Brute force Memes

Posts tagged with Brute force

Solving 358 Years Of Math With One Infinite Loop

Solving 358 Years Of Math With One Infinite Loop
This Python code is a hilarious brute-force attempt to disprove Fermat's Last Theorem—one of math's most notorious problems that took 358 years to solve! The theorem states that no three positive integers a, b, and c can satisfy a n + b n = c n for any integer n > 2. The programmer is basically saying "hold my coffee" to Andrew Wiles (who finally proved the theorem in 1994) by trying to find counterexamples through nested loops. It's like trying to empty the ocean with a teaspoon—this code would run until the heat death of the universe before finding anything! The punchline? The code will always print "Fermat was right" because, well, he was! Mathematical mic drop! 🎤

Let's Oxidize Some Shit

Let's Oxidize Some Shit
While other chemists flex with fancy named reactions and precious metal catalysts, I'm over here with potassium permanganate in acid - the chemical equivalent of bringing a sledgehammer to a nail salon. KMnO 4 doesn't care about your elegant synthesis or complex methodology.
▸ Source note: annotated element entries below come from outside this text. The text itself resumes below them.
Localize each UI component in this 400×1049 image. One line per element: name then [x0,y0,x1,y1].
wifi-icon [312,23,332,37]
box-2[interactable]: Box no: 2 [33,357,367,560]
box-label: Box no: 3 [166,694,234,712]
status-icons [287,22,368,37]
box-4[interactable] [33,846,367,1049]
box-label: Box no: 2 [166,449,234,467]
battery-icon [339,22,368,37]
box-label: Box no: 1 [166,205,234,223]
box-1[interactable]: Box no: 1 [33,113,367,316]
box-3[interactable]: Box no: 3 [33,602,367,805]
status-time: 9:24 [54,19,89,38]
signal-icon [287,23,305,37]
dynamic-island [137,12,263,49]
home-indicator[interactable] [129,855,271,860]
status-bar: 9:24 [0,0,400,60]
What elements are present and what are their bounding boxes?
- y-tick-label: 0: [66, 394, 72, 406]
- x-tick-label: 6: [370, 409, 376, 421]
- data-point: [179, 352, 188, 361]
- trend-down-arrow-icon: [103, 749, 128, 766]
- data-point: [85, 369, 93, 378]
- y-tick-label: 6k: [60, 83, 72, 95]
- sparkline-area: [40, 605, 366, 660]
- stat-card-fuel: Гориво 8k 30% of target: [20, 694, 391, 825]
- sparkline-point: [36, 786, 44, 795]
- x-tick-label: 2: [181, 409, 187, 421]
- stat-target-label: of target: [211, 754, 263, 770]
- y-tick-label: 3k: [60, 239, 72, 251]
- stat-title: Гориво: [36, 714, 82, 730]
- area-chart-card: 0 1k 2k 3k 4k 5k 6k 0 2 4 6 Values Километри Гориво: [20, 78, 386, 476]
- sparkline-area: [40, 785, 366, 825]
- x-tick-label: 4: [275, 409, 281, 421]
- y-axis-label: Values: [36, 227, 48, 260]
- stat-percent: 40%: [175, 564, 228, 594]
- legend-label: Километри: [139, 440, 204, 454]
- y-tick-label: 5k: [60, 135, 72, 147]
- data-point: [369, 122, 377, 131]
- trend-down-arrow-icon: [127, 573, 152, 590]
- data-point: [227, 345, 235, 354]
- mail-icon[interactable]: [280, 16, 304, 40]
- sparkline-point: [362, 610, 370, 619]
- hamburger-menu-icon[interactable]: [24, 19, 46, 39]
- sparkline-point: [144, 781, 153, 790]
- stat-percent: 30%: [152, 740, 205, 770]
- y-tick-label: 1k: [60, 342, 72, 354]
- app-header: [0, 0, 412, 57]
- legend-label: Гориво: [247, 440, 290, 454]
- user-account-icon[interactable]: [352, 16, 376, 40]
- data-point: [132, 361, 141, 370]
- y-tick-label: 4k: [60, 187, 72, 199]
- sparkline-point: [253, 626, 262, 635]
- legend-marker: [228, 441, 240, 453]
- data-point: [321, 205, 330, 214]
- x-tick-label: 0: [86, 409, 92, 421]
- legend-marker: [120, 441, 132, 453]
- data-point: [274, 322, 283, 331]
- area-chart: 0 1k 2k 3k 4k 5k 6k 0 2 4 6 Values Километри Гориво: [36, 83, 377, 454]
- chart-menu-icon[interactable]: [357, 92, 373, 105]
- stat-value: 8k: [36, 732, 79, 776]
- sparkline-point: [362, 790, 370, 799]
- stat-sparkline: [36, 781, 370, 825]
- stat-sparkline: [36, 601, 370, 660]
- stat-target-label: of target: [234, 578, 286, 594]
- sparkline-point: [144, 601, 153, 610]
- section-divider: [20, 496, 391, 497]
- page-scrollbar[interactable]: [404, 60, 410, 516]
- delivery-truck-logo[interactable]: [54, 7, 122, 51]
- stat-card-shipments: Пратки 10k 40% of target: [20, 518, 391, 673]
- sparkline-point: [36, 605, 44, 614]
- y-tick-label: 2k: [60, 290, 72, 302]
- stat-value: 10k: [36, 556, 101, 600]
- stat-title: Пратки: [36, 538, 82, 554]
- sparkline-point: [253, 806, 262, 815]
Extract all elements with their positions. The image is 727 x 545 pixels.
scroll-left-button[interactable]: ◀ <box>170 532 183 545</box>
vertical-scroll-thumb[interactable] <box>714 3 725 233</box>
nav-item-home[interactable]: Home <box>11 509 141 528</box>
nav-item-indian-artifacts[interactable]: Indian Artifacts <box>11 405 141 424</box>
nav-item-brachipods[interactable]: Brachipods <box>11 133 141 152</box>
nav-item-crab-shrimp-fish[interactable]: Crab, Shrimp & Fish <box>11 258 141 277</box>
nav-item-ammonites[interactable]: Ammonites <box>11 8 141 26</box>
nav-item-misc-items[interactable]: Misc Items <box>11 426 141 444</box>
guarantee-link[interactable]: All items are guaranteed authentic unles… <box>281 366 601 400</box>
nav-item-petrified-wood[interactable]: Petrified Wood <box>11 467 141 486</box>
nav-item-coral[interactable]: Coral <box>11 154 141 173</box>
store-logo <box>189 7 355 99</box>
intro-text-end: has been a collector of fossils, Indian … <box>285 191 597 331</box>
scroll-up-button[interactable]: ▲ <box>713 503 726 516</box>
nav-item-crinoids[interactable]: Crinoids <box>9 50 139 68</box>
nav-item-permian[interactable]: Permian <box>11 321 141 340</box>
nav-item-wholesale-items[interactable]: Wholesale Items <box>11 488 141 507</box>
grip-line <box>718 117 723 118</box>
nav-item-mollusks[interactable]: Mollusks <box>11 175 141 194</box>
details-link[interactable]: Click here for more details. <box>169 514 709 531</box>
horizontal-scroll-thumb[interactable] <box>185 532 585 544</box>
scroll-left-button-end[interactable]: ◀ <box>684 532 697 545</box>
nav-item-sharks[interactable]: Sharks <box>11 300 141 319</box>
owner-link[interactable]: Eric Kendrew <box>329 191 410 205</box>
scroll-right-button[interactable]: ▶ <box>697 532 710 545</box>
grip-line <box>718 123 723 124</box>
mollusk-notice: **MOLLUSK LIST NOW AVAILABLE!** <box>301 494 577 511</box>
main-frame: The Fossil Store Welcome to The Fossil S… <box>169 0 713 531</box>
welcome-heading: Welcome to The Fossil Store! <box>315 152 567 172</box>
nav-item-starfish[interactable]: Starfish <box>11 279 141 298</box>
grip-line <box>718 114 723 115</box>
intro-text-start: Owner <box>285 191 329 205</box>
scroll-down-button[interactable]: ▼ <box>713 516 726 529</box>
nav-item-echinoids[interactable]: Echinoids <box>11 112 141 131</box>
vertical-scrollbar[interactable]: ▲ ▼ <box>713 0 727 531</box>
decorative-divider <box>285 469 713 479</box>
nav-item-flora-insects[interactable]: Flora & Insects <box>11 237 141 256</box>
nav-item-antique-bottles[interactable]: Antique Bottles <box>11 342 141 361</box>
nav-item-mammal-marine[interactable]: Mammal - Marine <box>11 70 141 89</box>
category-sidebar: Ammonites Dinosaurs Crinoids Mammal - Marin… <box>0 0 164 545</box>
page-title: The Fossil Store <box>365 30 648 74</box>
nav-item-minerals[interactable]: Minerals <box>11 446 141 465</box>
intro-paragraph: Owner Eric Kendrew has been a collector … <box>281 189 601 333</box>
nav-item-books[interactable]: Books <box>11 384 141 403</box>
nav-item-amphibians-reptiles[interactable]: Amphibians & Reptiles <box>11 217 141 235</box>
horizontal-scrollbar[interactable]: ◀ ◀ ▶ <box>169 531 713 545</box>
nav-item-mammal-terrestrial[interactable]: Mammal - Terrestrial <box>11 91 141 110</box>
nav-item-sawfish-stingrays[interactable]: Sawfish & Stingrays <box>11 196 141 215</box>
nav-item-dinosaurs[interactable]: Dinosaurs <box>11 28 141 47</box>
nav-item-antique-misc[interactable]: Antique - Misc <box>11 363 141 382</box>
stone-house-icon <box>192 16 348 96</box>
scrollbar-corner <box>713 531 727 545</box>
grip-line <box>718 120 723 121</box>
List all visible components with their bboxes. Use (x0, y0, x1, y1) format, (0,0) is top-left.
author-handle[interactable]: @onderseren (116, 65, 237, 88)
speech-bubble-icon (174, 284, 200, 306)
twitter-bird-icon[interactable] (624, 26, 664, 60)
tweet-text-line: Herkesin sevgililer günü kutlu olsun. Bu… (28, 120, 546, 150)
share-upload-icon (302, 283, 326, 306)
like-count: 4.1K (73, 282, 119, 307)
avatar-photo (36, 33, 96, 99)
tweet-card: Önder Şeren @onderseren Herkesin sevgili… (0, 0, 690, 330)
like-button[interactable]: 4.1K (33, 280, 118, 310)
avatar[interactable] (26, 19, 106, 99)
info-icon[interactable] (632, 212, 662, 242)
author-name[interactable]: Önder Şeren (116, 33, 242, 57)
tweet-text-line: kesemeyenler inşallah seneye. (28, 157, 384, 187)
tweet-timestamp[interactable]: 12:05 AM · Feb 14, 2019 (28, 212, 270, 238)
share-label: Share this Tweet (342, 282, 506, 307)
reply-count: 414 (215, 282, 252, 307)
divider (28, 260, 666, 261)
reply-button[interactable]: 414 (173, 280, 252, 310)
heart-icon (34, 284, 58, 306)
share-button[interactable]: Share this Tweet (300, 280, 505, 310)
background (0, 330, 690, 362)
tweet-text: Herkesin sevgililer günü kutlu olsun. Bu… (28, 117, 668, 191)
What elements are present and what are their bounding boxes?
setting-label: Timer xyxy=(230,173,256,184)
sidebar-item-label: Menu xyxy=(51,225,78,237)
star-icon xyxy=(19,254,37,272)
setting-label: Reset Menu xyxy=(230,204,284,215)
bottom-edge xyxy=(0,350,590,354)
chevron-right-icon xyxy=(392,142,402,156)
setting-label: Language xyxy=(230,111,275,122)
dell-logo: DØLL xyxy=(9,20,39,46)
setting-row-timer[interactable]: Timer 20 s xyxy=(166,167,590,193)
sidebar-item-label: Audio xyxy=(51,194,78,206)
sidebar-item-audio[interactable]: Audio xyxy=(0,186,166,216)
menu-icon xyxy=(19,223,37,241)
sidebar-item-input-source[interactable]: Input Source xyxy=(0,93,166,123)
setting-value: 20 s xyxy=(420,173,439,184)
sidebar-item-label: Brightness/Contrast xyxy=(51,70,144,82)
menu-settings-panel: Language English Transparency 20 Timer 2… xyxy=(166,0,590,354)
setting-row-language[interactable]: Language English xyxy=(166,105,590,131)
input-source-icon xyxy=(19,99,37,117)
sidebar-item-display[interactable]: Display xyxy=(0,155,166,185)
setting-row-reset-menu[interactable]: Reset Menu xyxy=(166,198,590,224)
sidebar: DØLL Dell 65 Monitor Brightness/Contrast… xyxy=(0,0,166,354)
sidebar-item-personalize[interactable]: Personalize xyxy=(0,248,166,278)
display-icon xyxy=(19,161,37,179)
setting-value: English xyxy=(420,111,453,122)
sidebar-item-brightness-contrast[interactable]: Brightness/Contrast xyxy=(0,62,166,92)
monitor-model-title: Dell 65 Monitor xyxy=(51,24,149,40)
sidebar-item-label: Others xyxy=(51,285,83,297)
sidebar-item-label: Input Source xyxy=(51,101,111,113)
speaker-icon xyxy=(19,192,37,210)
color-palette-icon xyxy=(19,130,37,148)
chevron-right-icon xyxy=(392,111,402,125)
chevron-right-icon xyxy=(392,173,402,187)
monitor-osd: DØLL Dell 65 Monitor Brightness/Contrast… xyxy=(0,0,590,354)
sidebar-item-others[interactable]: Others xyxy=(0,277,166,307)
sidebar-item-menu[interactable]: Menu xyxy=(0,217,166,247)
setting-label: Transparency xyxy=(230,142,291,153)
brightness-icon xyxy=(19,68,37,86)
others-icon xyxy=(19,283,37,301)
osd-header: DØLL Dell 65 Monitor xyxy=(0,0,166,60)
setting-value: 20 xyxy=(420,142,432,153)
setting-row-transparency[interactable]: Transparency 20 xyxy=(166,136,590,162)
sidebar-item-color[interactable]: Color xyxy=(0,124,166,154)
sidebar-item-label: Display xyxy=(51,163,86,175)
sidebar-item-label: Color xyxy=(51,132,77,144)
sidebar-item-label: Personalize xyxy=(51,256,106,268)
It just oxidizes everything in sight with the subtlety of a wrecking ball. Sometimes brute force is all you need in the lab. Why spend three weeks on a delicate multi-step synthesis when you can just throw purple crystals at your problems?

The Perfect Security Flaw

The Perfect Security Flaw
The kid just implemented the perfect security flaw. That code deliberately displays "Wrong login or password" even when the password is correct on first attempt. Classic security theater that drives developers insane. The coffee guy is the only one maintaining his composure, probably because he wrote this monstrosity in the first place. Security through obscurity at its finest.

The Infinite Pluggers

The Infinite Pluggers
That 5% is the same group who tries to calculate pi by hand. Mathematicians have elegant proofs for continuity, but some people insist on brute-forcing their way through life. Imagine checking if x² is continuous by plugging in every real number from negative infinity to positive infinity. They'll get back to us in... never. Meanwhile, the 61% who just look at the graph are already on their third coffee break.

Fermat's Last Laugh: Megamind Edition

Fermat's Last Laugh: Megamind Edition
Behold! A programmer searching for Fermat's Last Theorem solutions with brute force! The code is checking if a³ + b³ = c³ for any integers—which mathematicians proved impossible centuries ago. Meanwhile, the blue-headed villain has cranked their "Mind size" dial to MEGA, thinking they're a genius for this approach. It's like trying to empty the ocean with a teaspoon while wearing a "Master of Hydrodynamics" badge. Pure computational hubris! The real mathematical joke? This program would run until the heat death of the universe without finding a solution!